Trolls are what I call the critical thoughts that divebomb you when you’re trying something new or creative or risky or, you know, taking a shower.
That’s what happened to me this morning! I was in the shower and the thought popped into my head: “You should have figured this out five years ago.”
(“This” being “how to balance motherhood and making enough money and having a career that makes everything you want in life possible.”)
And I almost let that thought slip by unnoticed – it’s a thought I have often — but because we’ve been working with trolls, I did notice. I stopped and went, wait a minute, what was that? Is that a troll talking?
You should have figured this out five years ago.
So I did a transformation spell. This is what I call the process of considering, questioning and turning around those critical thoughts.
I considered it: is it true, that I should have figured this out five years ago? Do I agree?
Well, not really. I wish I had figured it out, but I also don’t know how useful it would have been. Or how possible. My life was totally different then, and I’m not sure I could have even imagined how it would change, much less figure out how to respond to that change.

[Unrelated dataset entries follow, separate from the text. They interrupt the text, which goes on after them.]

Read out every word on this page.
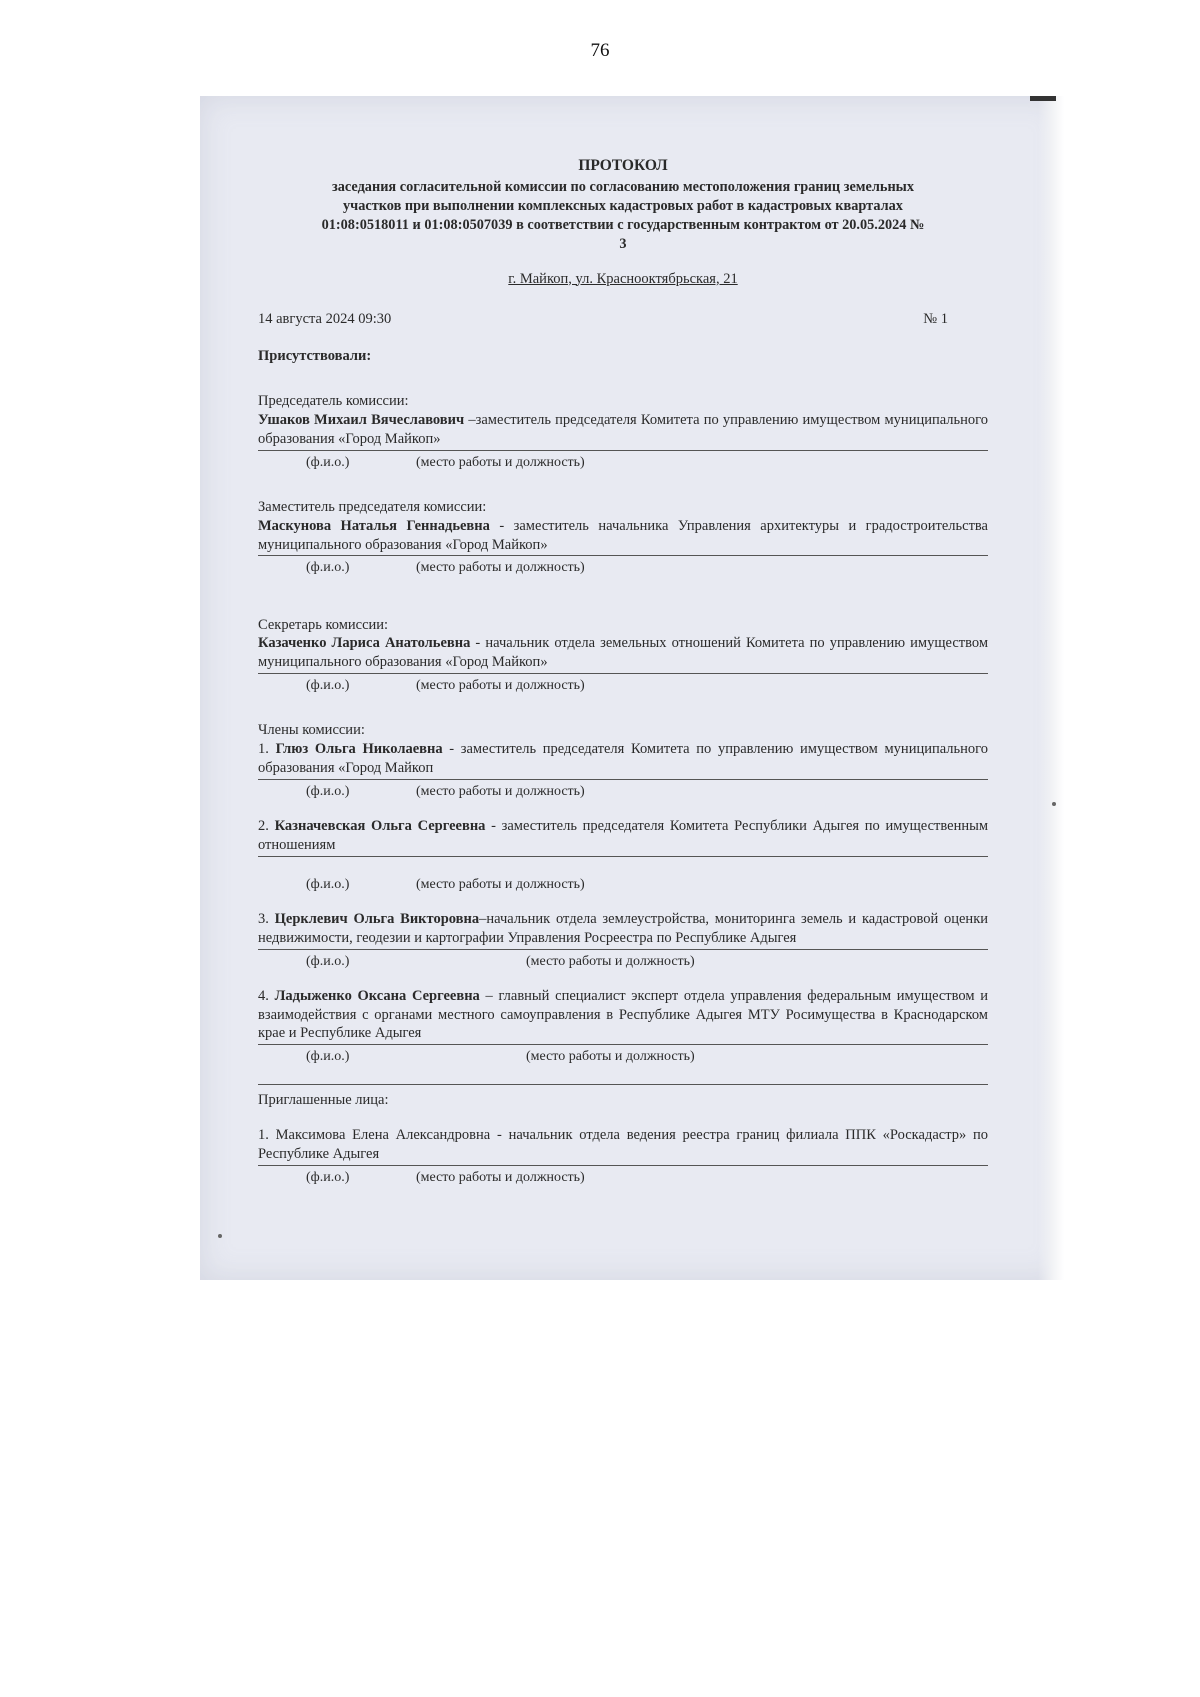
76
ПРОТОКОЛ
заседания согласительной комиссии по согласованию местоположения границ земельных
участков при выполнении комплексных кадастровых работ в кадастровых кварталах
01:08:0518011 и 01:08:0507039 в соответствии с государственным контрактом от 20.05.2024 №
3
г. Майкоп, ул. Краснооктябрьская, 21
14 августа 2024 09:30	№ 1
Присутствовали:
Председатель комиссии:
Ушаков Михаил Вячеславович –заместитель председателя Комитета по управлению имуществом муниципального образования «Город Майкоп»
(ф.и.о.)	(место работы и должность)
Заместитель председателя комиссии:
Маскунова Наталья Геннадьевна - заместитель начальника Управления архитектуры и градостроительства муниципального образования «Город Майкоп»
(ф.и.о.)	(место работы и должность)
Секретарь комиссии:
Казаченко Лариса Анатольевна - начальник отдела земельных отношений Комитета по управлению имуществом муниципального образования «Город Майкоп»
(ф.и.о.)	(место работы и должность)
Члены комиссии:
1. Глюз Ольга Николаевна - заместитель председателя Комитета по управлению имуществом муниципального образования «Город Майкоп
(ф.и.о.)	(место работы и должность)
2. Казначевская Ольга Сергеевна - заместитель председателя Комитета Республики Адыгея по имущественным отношениям
(ф.и.о.)	(место работы и должность)
3. Церклевич Ольга Викторовна–начальник отдела землеустройства, мониторинга земель и кадастровой оценки недвижимости, геодезии и картографии Управления Росреестра по Республике Адыгея
(ф.и.о.)	(место работы и должность)
4. Ладыженко Оксана Сергеевна – главный специалист эксперт отдела управления федеральным имуществом и взаимодействия с органами местного самоуправления в Республике Адыгея МТУ Росимущества в Краснодарском крае и Республике Адыгея
(ф.и.о.)	(место работы и должность)
Приглашенные лица:
1. Максимова Елена Александровна - начальник отдела ведения реестра границ филиала ППК «Роскадастр» по Республике Адыгея
(ф.и.о.)	(место работы и должность)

I questioned it. What would be different now if I had “figured it out”? What does figuring it out even mean? Is it possible to figure it out? What is the benefit of figuring something out in advance – wasn’t I figuring things out then that were useful then? Aren’t I figuring this out now? Are there other women I can think of who have figured it out? Honestly, I can’t think of a single mother who has figured it all out. Everyone’s struggling with something.
And I turned it around, which means, I came up with opposite thoughts that are also true.
I should not have figured it out five years ago. In fact, it would have been ridiculous and impossible and kind of miraculous if I had.
It is a waste of time to try to imagine what your life might need in five years. It would have been a waste of my time then.
I am figuring this out now and that is the best use of my time and energy.
I did figure this out five years ago! I figured out some of it, anyway.
Once I went through all this – which was less than five minutes, tops – I was able to laugh at that troll. I wasn’t wrestling with it or struggling to shake it off. It stepped away of its own accord.
Later when I was out of the shower I thought: who is this troll, exactly?
And what came to mind were associations of impatience and wanting to know everything in advance and being very annoyed when things don’t go a certain way. I got an image of the classic rom-com business woman protagonist who falls in love with a laid back handyman and learns to laugh and not take herself so seriously.
So I sketched a picture. Here it is:
Do you want to try it? Notice your critical thoughts as you go about your day, and when you have a couple minutes, jot down associations with that critical voice, sketch a picture, and give that troll a name.
And then do a quick transformational spell.
- Consider the thought
- Question the thought
- Turn it around
And see if the troll doesn’t soften, stand back and let you cross that bridge after all.